Travailler tout en poursuivant un traitement pour des maladies telles que le cancer ou les maladies liées au mode de vie n’est pas rare au Japon. Avec le vieillissement de la population et les avancées technologiques médicales, le concept de « travailler tout en vivant avec une maladie » devient une réalité dans de nombreux lieux de travail. Dans ce contexte, les entreprises japonaises sont de plus en plus sollicitées pour mettre en place des systèmes qui soutiennent la conciliation entre le traitement médical et le travail de leurs employés. Jusqu’à présent, le ministère japonais de la Santé, du Travail et des Affaires sociales a présenté des « lignes directrices pour le soutien à la conciliation entre le traitement et le travail sur le lieu de travail », encourageant les initiatives volontaires des entreprises.

Cependant, avec la révision de la Loi sur la promotion globale des politiques du travail prévue pour l’année Reiwa 7 (2025), la situation progresse d’un pas. La promotion de la conciliation entre le traitement médical et l’emploi sur le lieu de travail est désormais clairement définie comme une obligation d’effort pour les employeurs dans le cadre de la législation japonaise.

En conséquence, les lignes directrices existantes sont réorganisées en tant que « Directives pour le soutien à la conciliation entre le traitement et l’emploi » (Notification n°28 du ministère japonais de la Santé, du Travail et des Affaires sociales), qui auront une base légale et seront appliquées à partir du 1er avril de l’année Reiwa 8 (2026).

Dans cet article, nous examinerons, du point de vue d’un responsable juridique, le contexte et le contenu de ces directives, ainsi que les mesures pratiques que les entreprises japonaises devront adopter.

Contexte de l’Élaboration des “Directives pour le Soutien à la Concilation entre Traitement Médical et Travail” au Japon

Les directives ont été élaborées dans le contexte de changements significatifs dans l’environnement de travail au Japon.

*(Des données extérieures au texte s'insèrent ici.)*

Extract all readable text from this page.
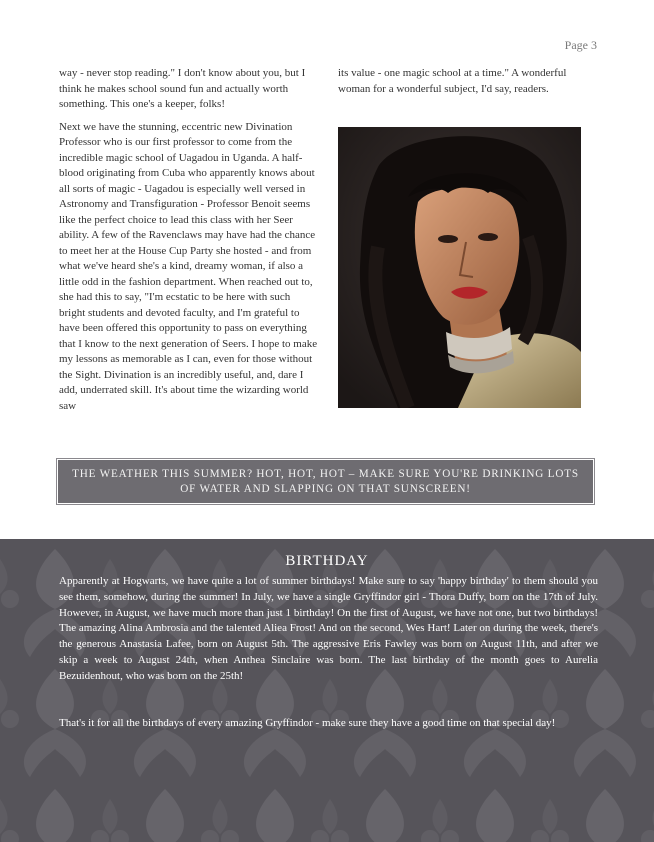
Page 3

way - never stop reading." I don't know about you, but I think he makes school sound fun and actually worth something. This one's a keeper, folks!

Next we have the stunning, eccentric new Divination Professor who is our first professor to come from the incredible magic school of Uagadou in Uganda. A half-blood originating from Cuba who apparently knows about all sorts of magic - Uagadou is especially well versed in Astronomy and Transfiguration - Professor Benoit seems like the perfect choice to lead this class with her Seer ability. A few of the Ravenclaws may have had the chance to meet her at the House Cup Party she hosted - and from what we've heard she's a kind, dreamy woman, if also a little odd in the fashion department. When reached out to, she had this to say, "I'm ecstatic to be here with such bright students and devoted faculty, and I'm grateful to have been offered this opportunity to pass on everything that I know to the next generation of Seers. I hope to make my lessons as memorable as I can, even for those without the Sight. Divination is an incredibly useful, and, dare I add, underrated skill. It's about time the wizarding world saw

its value - one magic school at a time." A wonderful woman for a wonderful subject, I'd say, readers.

THE WEATHER THIS SUMMER? HOT, HOT, HOT – MAKE SURE YOU'RE DRINKING LOTS OF WATER AND SLAPPING ON THAT SUNSCREEN!
BIRTHDAY

Apparently at Hogwarts, we have quite a lot of summer birthdays! Make sure to say 'happy birthday' to them should you see them, somehow, during the summer! In July, we have a single Gryffindor girl - Thora Duffy, born on the 17th of July. However, in August, we have much more than just 1 birthday! On the first of August, we have not one, but two birthdays! The amazing Alina Ambrosia and the talented Aliea Frost! And on the second, Wes Hart! Later on during the week, there's the generous Anastasia Lafee, born on August 5th. The aggressive Eris Fawley was born on August 11th, and after we skip a week to August 24th, when Anthea Sinclaire was born. The last birthday of the month goes to Aurelia Bezuidenhout, who was born on the 25th!

That's it for all the birthdays of every amazing Gryffindor - make sure they have a good time on that special day!
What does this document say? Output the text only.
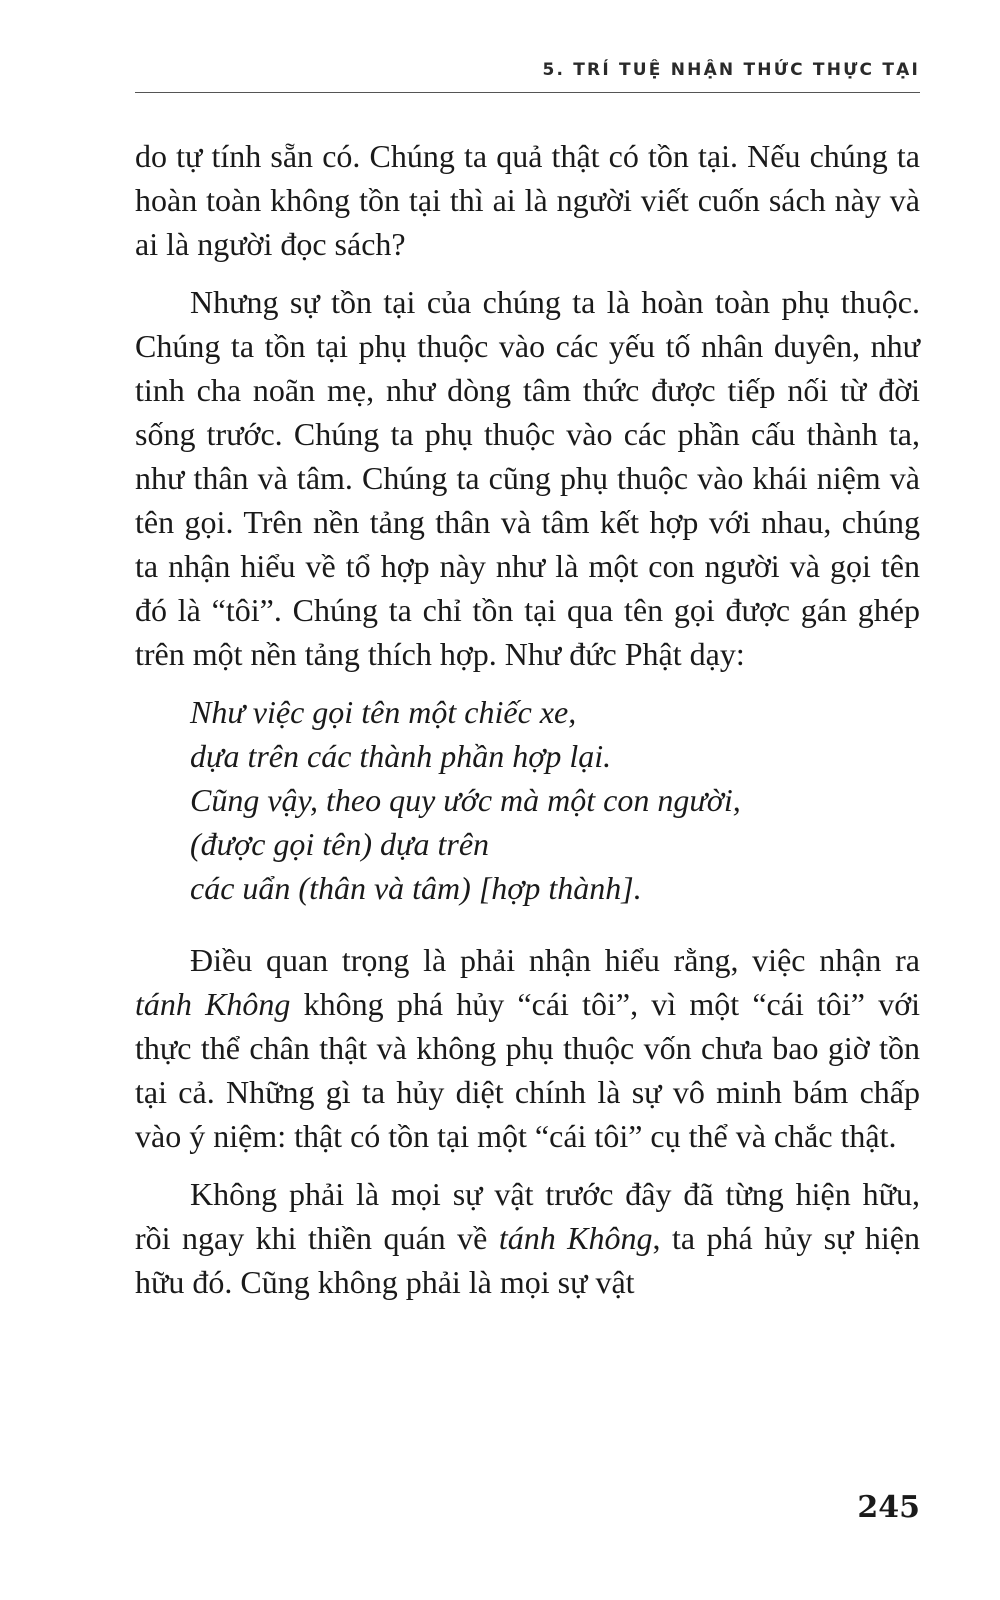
5. TRÍ TUỆ NHẬN THỨC THỰC TẠI

do tự tính sẵn có. Chúng ta quả thật có tồn tại. Nếu chúng ta hoàn toàn không tồn tại thì ai là người viết cuốn sách này và ai là người đọc sách?

Nhưng sự tồn tại của chúng ta là hoàn toàn phụ thuộc. Chúng ta tồn tại phụ thuộc vào các yếu tố nhân duyên, như tinh cha noãn mẹ, như dòng tâm thức được tiếp nối từ đời sống trước. Chúng ta phụ thuộc vào các phần cấu thành ta, như thân và tâm. Chúng ta cũng phụ thuộc vào khái niệm và tên gọi. Trên nền tảng thân và tâm kết hợp với nhau, chúng ta nhận hiểu về tổ hợp này như là một con người và gọi tên đó là “tôi”. Chúng ta chỉ tồn tại qua tên gọi được gán ghép trên một nền tảng thích hợp. Như đức Phật dạy:

Như việc gọi tên một chiếc xe,
dựa trên các thành phần hợp lại.
Cũng vậy, theo quy ước mà một con người,
(được gọi tên) dựa trên
các uẩn (thân và tâm) [hợp thành].

Điều quan trọng là phải nhận hiểu rằng, việc nhận ra tánh Không không phá hủy “cái tôi”, vì một “cái tôi” với thực thể chân thật và không phụ thuộc vốn chưa bao giờ tồn tại cả. Những gì ta hủy diệt chính là sự vô minh bám chấp vào ý niệm: thật có tồn tại một “cái tôi” cụ thể và chắc thật.

Không phải là mọi sự vật trước đây đã từng hiện hữu, rồi ngay khi thiền quán về tánh Không, ta phá hủy sự hiện hữu đó. Cũng không phải là mọi sự vật

245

Nous allons les expliquer ci-dessous.

Augmentation des Travailleurs Continuant leur Traitement Médical tout en Travaillant

Un des principaux contextes est le changement de l’environnement entourant les travailleurs. Avec l’augmentation de l’emploi des personnes âgées, le pourcentage de personnes travaillant tout en suivant un traitement médical pour une maladie quelconque augmente chaque année. En l’an Reiwa 4 (2022), ce pourcentage a atteint 40,6 % de l’ensemble des travailleurs.

De plus, selon les résultats des examens médicaux réguliers effectués en vertu de la Loi japonaise sur la sécurité et la santé au travail (ci-après dénommée “Loi sur la sécurité et la santé”), le taux de résultats anormaux pour des facteurs de risque de maladies cérébrales et cardiaques, tels que la pression artérielle et les lipides sanguins, est également en augmentation, atteignant 58,9 % en l’an Reiwa 5 (2023).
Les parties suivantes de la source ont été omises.